Professor Spotlight: Dan Schubert
Associate Professor of Sociology Dan Schubert used to be a business major. According to Plato, Schubert was somewhere in an allegorical cave studying the shadows of puppets on a wall when he had an epiphany. He followed a new path and saw the light of sociology after taking a class called “The Aging Worker” as a requirement for his undergraduate degree. A Baltimore native, Schubert went on to graduate from Towson State University with a bachelor’s degree in sociology before pursuing a master’s degree and PhD from the University of Maryland.
Other than teaching the First-Year Seminar “Modernity and Its Legacy”, Schubert also teaches classes in sociological theory, gender, health and illness and consumer culture. He has also directed a study abroad program in England as well as accompanied students on a Mosaic to Montserrat.
Early in his First-Year Seminar, Schubert brought up the topic of gender pronouns. When asked about it further he said, “I’d like to see a world where we don’t have gender pronouns, I don’t know that I would want to get rid of gender any more than I’d want to get rid of race or ethnicity, but I don’t like the gender pronouns, I think it’s a way of boxing people in and informing people’s perspectives of us before they’ve ever even met us.”

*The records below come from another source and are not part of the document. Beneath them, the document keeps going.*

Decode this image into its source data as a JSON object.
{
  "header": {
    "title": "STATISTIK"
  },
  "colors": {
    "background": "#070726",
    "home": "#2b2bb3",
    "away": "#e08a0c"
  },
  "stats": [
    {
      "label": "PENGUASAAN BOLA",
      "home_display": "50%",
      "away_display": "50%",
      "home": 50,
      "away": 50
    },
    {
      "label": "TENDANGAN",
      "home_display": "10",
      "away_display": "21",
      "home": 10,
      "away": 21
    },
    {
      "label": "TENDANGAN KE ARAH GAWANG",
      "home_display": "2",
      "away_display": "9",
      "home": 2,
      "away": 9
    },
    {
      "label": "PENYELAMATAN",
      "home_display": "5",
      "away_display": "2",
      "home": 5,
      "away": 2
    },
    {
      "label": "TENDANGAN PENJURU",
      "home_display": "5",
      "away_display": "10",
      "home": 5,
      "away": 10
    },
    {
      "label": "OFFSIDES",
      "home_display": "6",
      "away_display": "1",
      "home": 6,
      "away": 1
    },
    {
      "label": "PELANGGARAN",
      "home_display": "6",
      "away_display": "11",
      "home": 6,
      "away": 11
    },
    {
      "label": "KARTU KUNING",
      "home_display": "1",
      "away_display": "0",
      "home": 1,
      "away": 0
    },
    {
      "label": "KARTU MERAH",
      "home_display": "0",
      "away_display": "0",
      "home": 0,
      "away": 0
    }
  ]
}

When asked what the most rewarding part about being an educator is, he answered, “when you have students who go on to do great things.” Not long ago, he had the opportunity to present an alumni award to a recent graduate who is currently doing work on women’s rights in Afghanistan.
Schubert believes that sociology expands far outside the classroom and can be a valuable asset to any student. “I feel like sociology is a discipline that you never can turn off, you’re always a sociologist even when you’re not doing sociology… I think in sociology we teach a lot of skills that are very beneficial. Writing, thinking, organizing, critiquing and we also teach an awareness of difference,” he said.